“How to feed the world in 2050” is a question many researchers and policymakers are now examining as developing countries map strategies for achieving food security in the coming decades. Participants in a Jan. 18 IFPRI seminar looked at some of the diverse approaches research must take.
“Global security is at stake unless rapid action is taken to address food security challenges,” said Marie de Lattre-Gasquet of the French Agricultural Research Center for International Development (CIRAD), who is also Senior Foresight Scientist for the CGIAR consortium. Many policy makers have urgent questions regarding their possible food futures, she said, and they need new tools and approaches to make the right investments and interventions.
IFPRI is actively working on these issues via its Global Futures and Strategic Foresight program, supported by the CGIAR Policy, Institutions and Markets program and other donors, moderator Siwa Msangi, an IFPRI Senior Research Fellow, told participants in the seminar, “Visioning the Future of Food Security: Critical Drivers to 2050, Key Vulnerabilities, and Needed Policy Interventions.”
The Agrimonde-Terra foresight study, conducted by scientists from CIRAD and the French National Institute for Agricultural Research (INRA), is another key effort, de Lattre-Gasquet said. It focuses on identifying how evolving patterns of land use, socioeconomic change and other drivers affect food security and food systems at global and regional levels. Using the example of Africa South of the Sahara, de Lattre-Gasquet described the critical components needed to move towards the more desirable pathway outlined in the report’s “healthy” scenario. It will take multi-stakeholder cooperation to achieve the transformation needed to change course away from the current trajectory, she said.
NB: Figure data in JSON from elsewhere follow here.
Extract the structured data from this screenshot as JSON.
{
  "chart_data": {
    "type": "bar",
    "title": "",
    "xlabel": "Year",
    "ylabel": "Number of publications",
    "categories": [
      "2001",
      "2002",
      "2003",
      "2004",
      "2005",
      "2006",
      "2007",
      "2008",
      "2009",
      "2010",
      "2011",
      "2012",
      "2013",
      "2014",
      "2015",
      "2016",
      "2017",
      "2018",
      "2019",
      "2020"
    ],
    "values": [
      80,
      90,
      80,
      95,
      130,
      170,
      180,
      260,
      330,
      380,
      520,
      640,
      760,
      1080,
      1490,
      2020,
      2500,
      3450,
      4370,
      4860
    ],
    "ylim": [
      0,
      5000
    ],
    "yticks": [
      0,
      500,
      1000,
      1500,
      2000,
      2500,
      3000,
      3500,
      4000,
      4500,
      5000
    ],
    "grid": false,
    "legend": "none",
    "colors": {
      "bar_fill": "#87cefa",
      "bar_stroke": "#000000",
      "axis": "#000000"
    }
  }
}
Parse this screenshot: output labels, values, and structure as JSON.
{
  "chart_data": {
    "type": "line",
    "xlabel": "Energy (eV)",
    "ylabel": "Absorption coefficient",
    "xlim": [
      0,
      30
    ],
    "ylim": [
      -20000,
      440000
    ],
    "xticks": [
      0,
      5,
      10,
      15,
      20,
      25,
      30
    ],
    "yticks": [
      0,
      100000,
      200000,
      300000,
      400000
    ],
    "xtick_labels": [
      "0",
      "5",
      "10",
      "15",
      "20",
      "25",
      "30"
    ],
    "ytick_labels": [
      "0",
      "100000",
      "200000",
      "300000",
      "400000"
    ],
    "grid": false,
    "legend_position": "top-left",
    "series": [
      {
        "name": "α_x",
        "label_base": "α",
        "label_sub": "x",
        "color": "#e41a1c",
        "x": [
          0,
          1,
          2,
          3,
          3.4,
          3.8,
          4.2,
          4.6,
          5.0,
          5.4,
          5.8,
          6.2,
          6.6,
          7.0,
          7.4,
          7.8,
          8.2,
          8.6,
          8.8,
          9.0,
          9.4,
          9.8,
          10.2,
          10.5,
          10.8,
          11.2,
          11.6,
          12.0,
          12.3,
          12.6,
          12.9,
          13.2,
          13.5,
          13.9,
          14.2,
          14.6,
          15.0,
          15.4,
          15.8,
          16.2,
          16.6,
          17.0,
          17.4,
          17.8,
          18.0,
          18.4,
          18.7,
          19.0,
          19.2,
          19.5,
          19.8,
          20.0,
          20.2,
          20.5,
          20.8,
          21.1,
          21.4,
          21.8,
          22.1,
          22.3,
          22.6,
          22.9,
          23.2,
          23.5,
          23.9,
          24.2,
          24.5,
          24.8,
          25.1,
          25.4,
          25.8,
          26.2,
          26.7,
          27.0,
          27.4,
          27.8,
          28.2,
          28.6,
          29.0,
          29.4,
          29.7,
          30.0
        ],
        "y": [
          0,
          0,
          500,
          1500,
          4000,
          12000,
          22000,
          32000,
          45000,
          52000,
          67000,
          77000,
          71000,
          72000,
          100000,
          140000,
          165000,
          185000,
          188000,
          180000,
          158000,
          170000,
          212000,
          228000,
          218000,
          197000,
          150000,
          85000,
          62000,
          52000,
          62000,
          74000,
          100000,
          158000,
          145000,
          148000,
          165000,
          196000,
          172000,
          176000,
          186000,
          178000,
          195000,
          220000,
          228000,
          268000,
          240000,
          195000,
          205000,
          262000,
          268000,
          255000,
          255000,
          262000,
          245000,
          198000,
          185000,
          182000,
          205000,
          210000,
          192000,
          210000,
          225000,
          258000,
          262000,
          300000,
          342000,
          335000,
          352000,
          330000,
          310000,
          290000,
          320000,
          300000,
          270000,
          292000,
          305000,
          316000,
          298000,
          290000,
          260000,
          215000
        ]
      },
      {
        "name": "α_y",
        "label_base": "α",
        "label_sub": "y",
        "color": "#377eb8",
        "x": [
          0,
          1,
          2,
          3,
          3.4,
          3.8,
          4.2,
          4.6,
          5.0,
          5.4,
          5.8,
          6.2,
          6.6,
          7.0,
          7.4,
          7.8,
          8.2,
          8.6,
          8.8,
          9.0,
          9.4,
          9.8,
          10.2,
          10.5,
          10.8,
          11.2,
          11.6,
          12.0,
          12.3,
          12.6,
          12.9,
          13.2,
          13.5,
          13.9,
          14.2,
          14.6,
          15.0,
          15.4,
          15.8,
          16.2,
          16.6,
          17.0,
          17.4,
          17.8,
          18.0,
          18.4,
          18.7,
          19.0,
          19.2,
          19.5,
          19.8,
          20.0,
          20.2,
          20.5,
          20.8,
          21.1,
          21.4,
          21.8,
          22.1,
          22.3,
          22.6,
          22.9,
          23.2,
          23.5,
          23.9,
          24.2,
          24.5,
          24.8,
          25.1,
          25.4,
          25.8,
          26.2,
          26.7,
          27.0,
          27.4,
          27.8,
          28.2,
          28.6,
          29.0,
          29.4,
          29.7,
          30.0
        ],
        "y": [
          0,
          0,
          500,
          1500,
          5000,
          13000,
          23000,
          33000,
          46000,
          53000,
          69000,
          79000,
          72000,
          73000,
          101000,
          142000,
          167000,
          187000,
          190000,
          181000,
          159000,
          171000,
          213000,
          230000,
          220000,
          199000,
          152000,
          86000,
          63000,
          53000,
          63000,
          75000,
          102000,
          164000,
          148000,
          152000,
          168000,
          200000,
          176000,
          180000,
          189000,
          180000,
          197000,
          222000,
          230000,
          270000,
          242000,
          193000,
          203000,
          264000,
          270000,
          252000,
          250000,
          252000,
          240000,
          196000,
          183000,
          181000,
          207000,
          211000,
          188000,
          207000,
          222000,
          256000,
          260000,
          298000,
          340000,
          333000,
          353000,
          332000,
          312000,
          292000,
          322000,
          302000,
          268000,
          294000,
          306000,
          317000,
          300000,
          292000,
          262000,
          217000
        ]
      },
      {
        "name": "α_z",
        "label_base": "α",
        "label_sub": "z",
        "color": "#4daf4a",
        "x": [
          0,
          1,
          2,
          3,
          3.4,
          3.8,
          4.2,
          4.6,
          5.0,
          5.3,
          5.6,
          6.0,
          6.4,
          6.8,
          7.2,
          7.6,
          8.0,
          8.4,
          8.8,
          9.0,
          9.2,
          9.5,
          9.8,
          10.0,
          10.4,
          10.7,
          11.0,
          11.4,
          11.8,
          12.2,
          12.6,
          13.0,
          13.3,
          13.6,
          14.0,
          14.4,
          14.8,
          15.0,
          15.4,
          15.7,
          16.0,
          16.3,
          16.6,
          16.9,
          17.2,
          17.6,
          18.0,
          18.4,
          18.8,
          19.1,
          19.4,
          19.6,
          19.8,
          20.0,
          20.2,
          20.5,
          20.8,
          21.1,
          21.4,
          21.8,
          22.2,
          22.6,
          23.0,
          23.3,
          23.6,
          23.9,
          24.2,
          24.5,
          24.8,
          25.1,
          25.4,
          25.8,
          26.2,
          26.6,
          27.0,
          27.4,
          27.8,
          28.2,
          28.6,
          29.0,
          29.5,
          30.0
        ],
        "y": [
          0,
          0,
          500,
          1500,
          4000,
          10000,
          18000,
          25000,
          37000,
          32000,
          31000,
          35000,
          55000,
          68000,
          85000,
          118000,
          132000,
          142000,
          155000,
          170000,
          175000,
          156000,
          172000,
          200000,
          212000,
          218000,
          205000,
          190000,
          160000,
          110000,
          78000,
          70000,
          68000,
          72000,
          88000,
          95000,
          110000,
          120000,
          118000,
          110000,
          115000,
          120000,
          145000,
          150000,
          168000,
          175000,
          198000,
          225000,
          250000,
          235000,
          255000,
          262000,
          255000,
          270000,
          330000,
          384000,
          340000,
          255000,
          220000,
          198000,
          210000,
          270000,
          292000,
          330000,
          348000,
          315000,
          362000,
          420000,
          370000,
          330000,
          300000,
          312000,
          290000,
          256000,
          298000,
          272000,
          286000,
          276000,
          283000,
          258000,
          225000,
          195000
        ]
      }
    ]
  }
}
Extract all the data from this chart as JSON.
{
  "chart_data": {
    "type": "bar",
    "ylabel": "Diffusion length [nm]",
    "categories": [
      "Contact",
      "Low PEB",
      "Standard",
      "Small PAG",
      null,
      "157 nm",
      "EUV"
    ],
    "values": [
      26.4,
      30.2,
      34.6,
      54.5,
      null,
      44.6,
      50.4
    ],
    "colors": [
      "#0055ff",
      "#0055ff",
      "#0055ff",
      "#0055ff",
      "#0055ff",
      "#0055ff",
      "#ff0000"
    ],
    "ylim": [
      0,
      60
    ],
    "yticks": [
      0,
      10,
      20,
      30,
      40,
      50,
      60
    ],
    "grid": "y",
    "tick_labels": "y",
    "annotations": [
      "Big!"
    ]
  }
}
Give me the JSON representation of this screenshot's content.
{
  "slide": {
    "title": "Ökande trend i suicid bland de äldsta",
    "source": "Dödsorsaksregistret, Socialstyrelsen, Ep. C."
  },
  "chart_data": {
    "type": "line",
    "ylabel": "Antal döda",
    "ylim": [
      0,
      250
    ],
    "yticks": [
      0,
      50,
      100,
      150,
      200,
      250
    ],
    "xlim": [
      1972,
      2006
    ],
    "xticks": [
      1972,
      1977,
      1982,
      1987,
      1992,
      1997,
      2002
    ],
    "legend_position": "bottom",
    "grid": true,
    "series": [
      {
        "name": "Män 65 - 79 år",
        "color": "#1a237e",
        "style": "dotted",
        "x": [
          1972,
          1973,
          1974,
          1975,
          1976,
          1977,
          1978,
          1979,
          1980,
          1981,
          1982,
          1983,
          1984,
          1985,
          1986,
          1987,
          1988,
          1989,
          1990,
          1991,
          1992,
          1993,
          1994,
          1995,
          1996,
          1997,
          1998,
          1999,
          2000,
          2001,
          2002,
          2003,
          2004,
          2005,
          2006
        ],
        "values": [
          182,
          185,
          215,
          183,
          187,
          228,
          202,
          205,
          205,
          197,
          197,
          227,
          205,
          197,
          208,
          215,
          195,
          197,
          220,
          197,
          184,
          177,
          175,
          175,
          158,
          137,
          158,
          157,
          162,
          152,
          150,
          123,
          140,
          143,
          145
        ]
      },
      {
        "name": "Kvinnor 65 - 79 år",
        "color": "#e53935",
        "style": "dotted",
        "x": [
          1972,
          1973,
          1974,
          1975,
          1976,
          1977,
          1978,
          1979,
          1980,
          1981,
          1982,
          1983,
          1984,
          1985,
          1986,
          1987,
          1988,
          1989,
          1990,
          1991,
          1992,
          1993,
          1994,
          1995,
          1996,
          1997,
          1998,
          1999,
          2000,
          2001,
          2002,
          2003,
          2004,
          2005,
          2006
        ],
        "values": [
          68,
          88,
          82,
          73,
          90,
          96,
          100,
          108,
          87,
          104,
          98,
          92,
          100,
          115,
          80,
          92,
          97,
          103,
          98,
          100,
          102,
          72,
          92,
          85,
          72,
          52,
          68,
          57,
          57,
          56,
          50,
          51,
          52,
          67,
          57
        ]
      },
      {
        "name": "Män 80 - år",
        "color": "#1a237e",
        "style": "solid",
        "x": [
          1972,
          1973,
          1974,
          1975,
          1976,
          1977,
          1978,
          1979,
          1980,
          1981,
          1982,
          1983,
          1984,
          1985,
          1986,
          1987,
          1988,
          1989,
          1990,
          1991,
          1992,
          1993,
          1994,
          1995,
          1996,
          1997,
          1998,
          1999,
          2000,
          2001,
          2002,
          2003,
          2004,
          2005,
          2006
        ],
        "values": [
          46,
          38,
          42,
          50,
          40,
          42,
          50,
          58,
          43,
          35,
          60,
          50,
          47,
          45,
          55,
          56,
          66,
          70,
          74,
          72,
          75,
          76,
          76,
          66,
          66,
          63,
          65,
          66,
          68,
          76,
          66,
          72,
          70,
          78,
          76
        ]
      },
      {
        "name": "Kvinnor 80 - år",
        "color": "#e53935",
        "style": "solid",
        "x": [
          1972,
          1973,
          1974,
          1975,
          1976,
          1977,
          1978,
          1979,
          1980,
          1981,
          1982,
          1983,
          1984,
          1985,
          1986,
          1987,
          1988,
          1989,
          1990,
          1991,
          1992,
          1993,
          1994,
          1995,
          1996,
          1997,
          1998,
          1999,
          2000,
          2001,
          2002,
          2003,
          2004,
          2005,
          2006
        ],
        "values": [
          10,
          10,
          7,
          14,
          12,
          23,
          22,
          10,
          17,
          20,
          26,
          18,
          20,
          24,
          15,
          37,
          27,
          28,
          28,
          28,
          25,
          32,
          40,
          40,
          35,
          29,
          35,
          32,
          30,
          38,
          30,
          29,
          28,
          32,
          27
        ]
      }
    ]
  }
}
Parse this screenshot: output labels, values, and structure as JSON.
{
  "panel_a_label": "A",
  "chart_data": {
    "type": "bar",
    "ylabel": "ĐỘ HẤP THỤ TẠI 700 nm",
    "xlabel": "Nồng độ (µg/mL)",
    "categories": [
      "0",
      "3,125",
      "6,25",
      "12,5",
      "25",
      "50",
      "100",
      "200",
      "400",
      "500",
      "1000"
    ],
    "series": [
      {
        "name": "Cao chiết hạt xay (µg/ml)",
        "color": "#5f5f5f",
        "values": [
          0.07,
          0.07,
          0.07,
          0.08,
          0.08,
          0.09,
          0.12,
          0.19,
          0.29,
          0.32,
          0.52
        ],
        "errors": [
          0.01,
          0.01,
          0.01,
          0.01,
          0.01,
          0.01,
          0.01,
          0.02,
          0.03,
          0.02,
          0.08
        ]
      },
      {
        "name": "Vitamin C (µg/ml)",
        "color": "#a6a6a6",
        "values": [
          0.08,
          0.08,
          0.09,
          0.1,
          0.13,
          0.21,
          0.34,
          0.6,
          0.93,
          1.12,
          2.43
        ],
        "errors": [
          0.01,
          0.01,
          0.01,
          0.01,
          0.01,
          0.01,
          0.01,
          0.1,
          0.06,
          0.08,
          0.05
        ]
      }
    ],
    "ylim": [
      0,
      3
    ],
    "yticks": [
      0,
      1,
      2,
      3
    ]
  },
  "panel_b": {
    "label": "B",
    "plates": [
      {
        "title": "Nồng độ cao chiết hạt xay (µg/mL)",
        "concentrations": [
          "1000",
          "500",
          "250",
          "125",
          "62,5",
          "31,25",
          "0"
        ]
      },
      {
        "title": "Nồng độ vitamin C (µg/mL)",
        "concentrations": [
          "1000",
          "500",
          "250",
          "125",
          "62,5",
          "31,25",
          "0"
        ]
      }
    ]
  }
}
Among the necessary conditions are secure access to land, credit, and infrastructure; diversity of seeds available to everyone; and intellectual property rules favoring diversity in agriculture and the broader landscape.
David Laborde, a Senior Research Fellow at IFPRI, said that quantitative food security research requires knowledge and insights from different disciplines and stakeholders coming together on common ground. “If we want to design policy action, we must understand the drivers … it is critical to have a rigorous quantitative assessment linked to a qualitative story,” Laborde said, citing the EU-funded FoodSecure project that he worked on with multiple institutions.
Injecting a different perspective, Thomas Hertel, Distinguished Professor of Agricultural Economics at Purdue University, explained that with projected slower population growth, the world will not have to run as fast to keep up in the supply and demand foot race to feed itself. Much population growth is taking place in poorer countries, he said, and that results in a lower global burden to the food system due to the less-intensive consumption habits of those regions. Policy makers and scientists must also consider the possibility of food prices falling, rather than rising or remaining high in the future, Hertel cautioned. We do not know what will happen in markets, or how consumers may respond to increased income, a key driver of food market dynamics.
While studies must look forward, IFPRI Senior Research Fellow Will Martin stressed the difficulty of attempting to predict the future. Rather, the scenario approach is a useful way to group together key drivers of change and potential trends that could unfold, as a way of helping scientists think about the future and to “organize our ignorance,” he said. Martin added that emerging patterns of income convergence he has observed in his own studies point to a stronger potential for inclusion and income growth that will have their own significant impacts on future demand and food prices.
Katarlah Taylor is an IFPRI Information and Knowledge Management Facilitator; Siwa Msangi is a Senior Research Fellow in IFPRI’s Environment and Production Technology Division.